We satisfy a similar need by synchronizing these courses as page assets into Cascade via Web Services. This has some advantages, notably that it allows us to deploy a hierarchical master website that allows people to browse all courses in several terms across several schools and departments in one place. We publish a sort of JSON-file database to the web server that a frontend desktop web site reads at each folder level as necessary when the user is browsing. The courses are synchronized into folders, like 4440/WCAS/ANTHRO/111-5/11123 which is term number, school code, department code, course number, and finally a sort of unique course number (it's really just a section of the course but the asset name is not the section number). In addition to the web site, each of these folder levels and courses has a configuration that publishes a mobile friendly view for browsing that way.
We haven't pulled in many huge XML documents via Feed blocks but I can't imagine it would work super well. One issue with Feed blocks is that if for some reason reading the file fails due to a busy or overloaded web server or a strange character encoding error in the XML file your publish job will continue to run with errors. In the first case, it will probably display nothing on the page(s) and in the second it will at least likely generate an error in either the publish report or the Cascade system log and not publish anything. With the approach we chose above it was really painful to synchronize these assets into Cascade up front (i.e. keeping special characters and things like that out during asset creation) but at least we knew there wouldn't be a problem when rendering pages based on the data. Also, if there IS a problem with just one course, it is basically isolated publishing pages about that single course (and the publish report does give us notice that there was a bad character or some malformed HTML in one of the strings).
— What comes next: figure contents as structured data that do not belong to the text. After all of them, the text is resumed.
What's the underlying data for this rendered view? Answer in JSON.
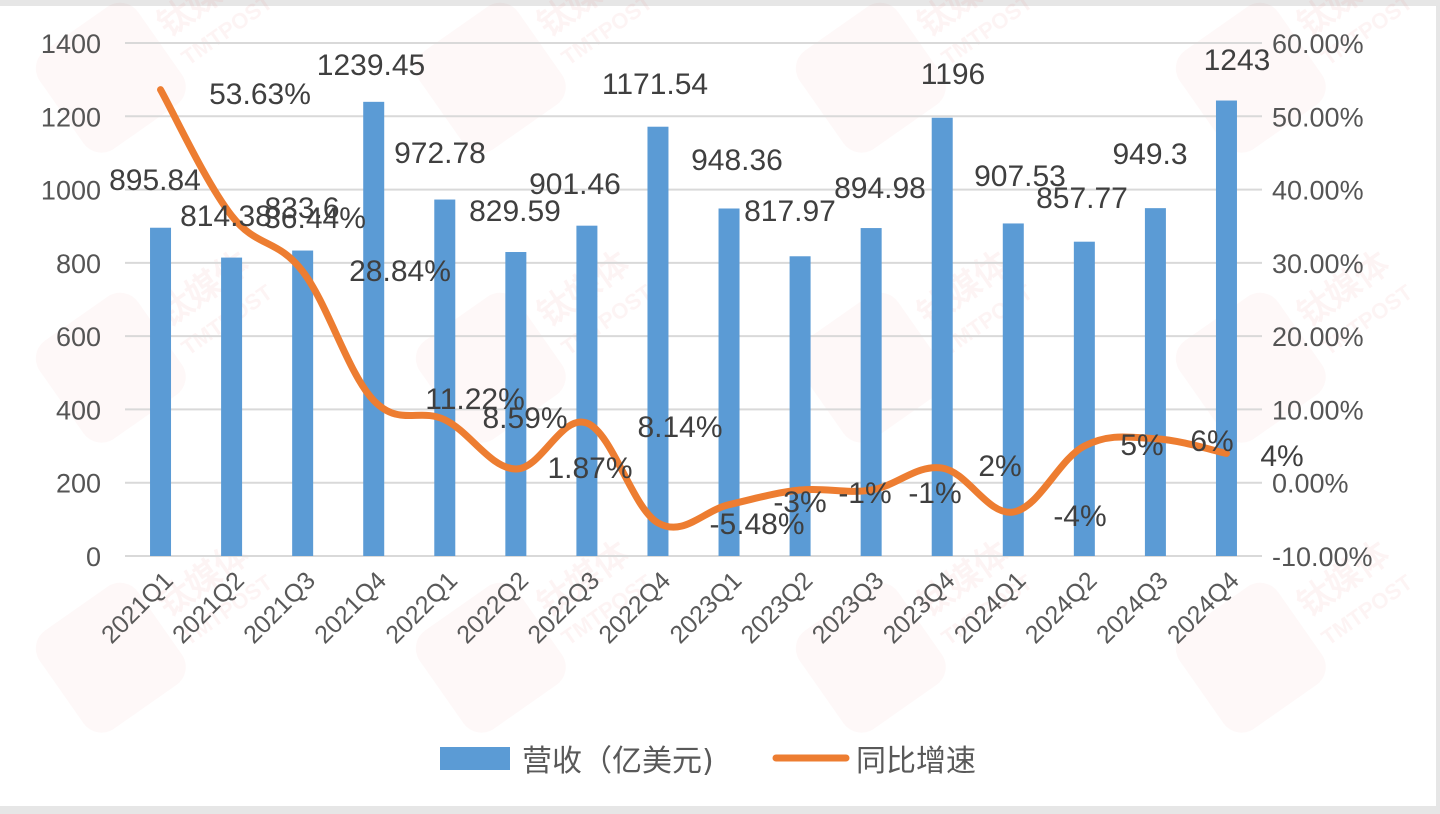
{
  "chart_data": {
    "type": "bar+line",
    "title": "",
    "categories": [
      "2021Q1",
      "2021Q2",
      "2021Q3",
      "2021Q4",
      "2022Q1",
      "2022Q2",
      "2022Q3",
      "2022Q4",
      "2023Q1",
      "2023Q2",
      "2023Q3",
      "2023Q4",
      "2024Q1",
      "2024Q2",
      "2024Q3",
      "2024Q4"
    ],
    "series": [
      {
        "name": "营收（亿美元)",
        "type": "bar",
        "axis": "left",
        "color": "#5b9bd5",
        "values": [
          895.84,
          814.38,
          833.6,
          1239.45,
          972.78,
          829.59,
          901.46,
          1171.54,
          948.36,
          817.97,
          894.98,
          1196,
          907.53,
          857.77,
          949.3,
          1243
        ],
        "labels": [
          "895.84",
          "814.38",
          "833.6",
          "1239.45",
          "972.78",
          "829.59",
          "901.46",
          "1171.54",
          "948.36",
          "817.97",
          "894.98",
          "1196",
          "907.53",
          "857.77",
          "949.3",
          "1243"
        ]
      },
      {
        "name": "同比增速",
        "type": "line",
        "axis": "right",
        "color": "#ed7d31",
        "values": [
          53.63,
          36.44,
          28.84,
          11.22,
          8.59,
          1.87,
          8.14,
          -5.48,
          -3,
          -1,
          -1,
          2,
          -4,
          5,
          6,
          4
        ],
        "labels": [
          "53.63%",
          "36.44%",
          "28.84%",
          "11.22%",
          "8.59%",
          "1.87%",
          "8.14%",
          "-5.48%",
          "-3%",
          "-1%",
          "-1%",
          "2%",
          "-4%",
          "5%",
          "6%",
          "4%"
        ]
      }
    ],
    "left_axis": {
      "ylim": [
        0,
        1400
      ],
      "ticks": [
        0,
        200,
        400,
        600,
        800,
        1000,
        1200,
        1400
      ],
      "tick_labels": [
        "0",
        "200",
        "400",
        "600",
        "800",
        "1000",
        "1200",
        "1400"
      ]
    },
    "right_axis": {
      "ylim": [
        -10,
        60
      ],
      "ticks": [
        -10,
        0,
        10,
        20,
        30,
        40,
        50,
        60
      ],
      "tick_labels": [
        "-10.00%",
        "0.00%",
        "10.00%",
        "20.00%",
        "30.00%",
        "40.00%",
        "50.00%",
        "60.00%"
      ]
    },
    "xlabel": "",
    "ylabel": "",
    "grid": true,
    "legend_position": "bottom",
    "legend": [
      {
        "label": "营收（亿美元)",
        "color": "#5b9bd5",
        "marker": "bar"
      },
      {
        "label": "同比增速",
        "color": "#ed7d31",
        "marker": "line"
      }
    ]
  },
  "watermark": {
    "cn": "钛媒体",
    "en": "TMTPOST"
  }
}
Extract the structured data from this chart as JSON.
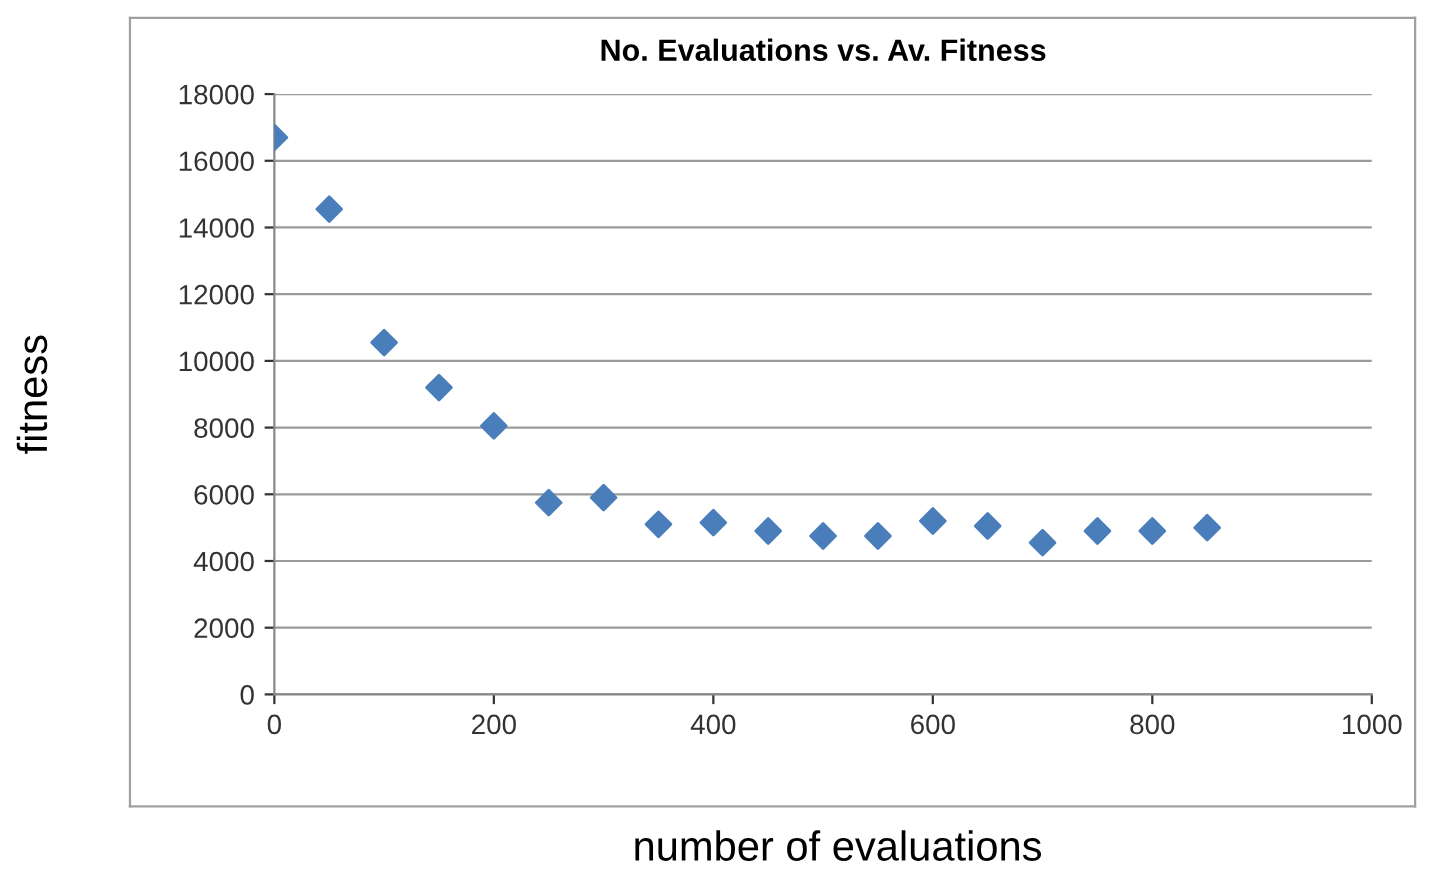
{
  "chart_data": {
    "type": "scatter",
    "title": "No. Evaluations vs. Av. Fitness",
    "xlabel": "number of evaluations",
    "ylabel": "fitness",
    "x": [
      0,
      50,
      100,
      150,
      200,
      250,
      300,
      350,
      400,
      450,
      500,
      550,
      600,
      650,
      700,
      750,
      800,
      850
    ],
    "series": [
      {
        "color": "#4a7ebb",
        "values": [
          16700,
          14550,
          10550,
          9200,
          8050,
          5750,
          5900,
          5100,
          5150,
          4900,
          4750,
          4750,
          5200,
          5050,
          4550,
          4900,
          4900,
          5000
        ]
      }
    ],
    "xlim": [
      0,
      1000
    ],
    "xticks": [
      0,
      200,
      400,
      600,
      800,
      1000
    ],
    "ylim": [
      0,
      18000
    ],
    "yticks": [
      0,
      2000,
      4000,
      6000,
      8000,
      10000,
      12000,
      14000,
      16000,
      18000
    ],
    "grid": "y",
    "marker": "diamond",
    "legend": false
  }
}
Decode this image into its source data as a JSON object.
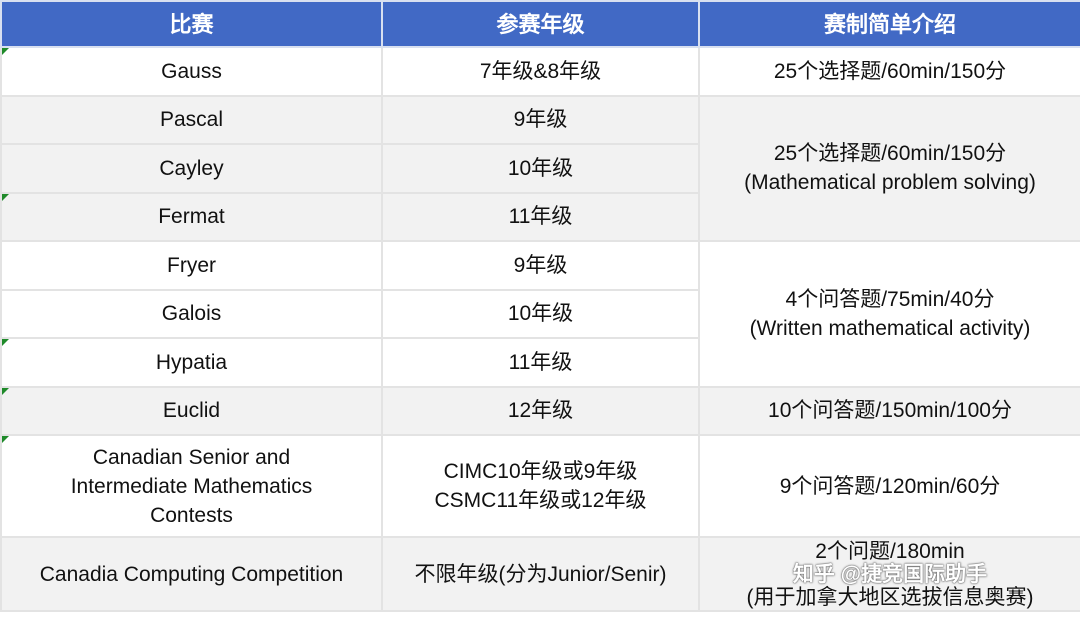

From a performance perspective In the end I suppose you could generate a fake file of about that size and do some tests on it.
2 Posted by eporter on 30 Sep, 2011 05:18 PM
I've been interested in using this technique as well - using a feed block to pull in a non-feed XML file, since it's potentially such an easy approach to get external XML into the system. Based on limited testing, it seems to work well, but I'm not sure if future releases might suddenly require/validate against specific feed formats (RSS/Atom) and therefore reject other XML sources.
3 Posted by Ryan Griffith on 21 Jun, 2012 05:13 PM
Hi Matt,
I was going through some older discussions and saw that this one was still open.
Were you able to get your class schedule implementation working? If you did, would you be willing to share for others to have a look at what your institution did?
Thanks!
Ryan Griffith closed this discussion on 02 Jul, 2012 01:05 PM.